Pathway probabilities cluster tumor samples. Probability of pathway activation for MMTV-Myc, MMTV-Myc T58A, and MMTV-Neu tumors was calculated for the genes and conditions listed on the right axis of the heat map. Probability (from 0 to 1) is represented by a color scale with the probability of being like control represented in blue and probability of being like the signaling pathway of interest being red. The probabilities were clustered for pathways and the samples were ordered in the same sequence shown for unsupervised clustering in Fig. 4. The histology, genotype, and kras mutation status are shown for each sample with the color codes being identified in the legend and kras mutations being illustrated with an × (A). The predicted probability of Ras pathway activation was graphed against Myc pathway activation with r2 = 0.5651 with P < 0.0001 (B). The probability of Ras pathway activation was also examined in tumors with wild type and mutant kras sequence. Using a Mann-Whitney test, the significance was illustrated with P < 0.0001 (C).

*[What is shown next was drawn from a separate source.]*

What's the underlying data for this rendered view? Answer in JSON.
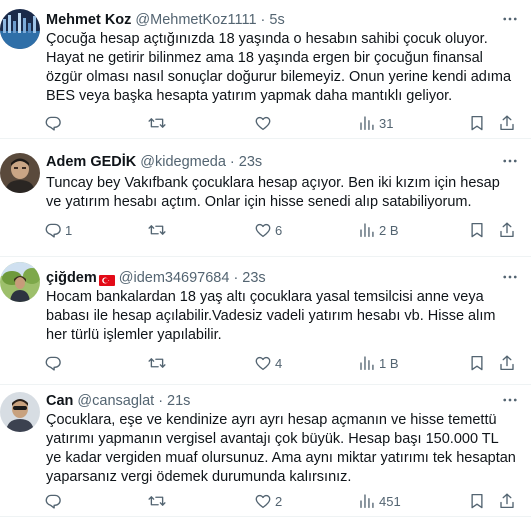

This analysis also revealed that EMT tumors exhibit a uniformly high probability of Ras pathway activation which is also associated with a high frequency of Ras mutation (denoted with an ×). Strikingly, these tumors also exhibited a uniformly low level of Myc pathway activity. In accordance with the low probability of Myc activation in EMT samples, analysis of probe level data reveals that Myc expression has returned to a level normally observed in a non-transgenic mammary gland using our data and previously published data (GSE 2528). In contrast, other histologic subtypes such as microacinar and papillary tumors showed the reverse pattern of pathway activation—high Myc activity and low Ras activity. We observed a strong negative correlation between Myc and Ras pathway status (r2 = 0.5651, P < 0.0001) (Fig. 3B), despite the requirement for kras mutations in Myc tumors. To test whether kras mutations were associated with an elevation in Ras pathway activity, we divided samples into tumors with and without kras mutations and examined the probability of Ras pathway activation (Fig. 3C). This revealed a significant association between mutation and predicted pathway activation status (P < 0.0001).
Heterogeneity in Tumor Phenotypes Revealed from Expression Signatures.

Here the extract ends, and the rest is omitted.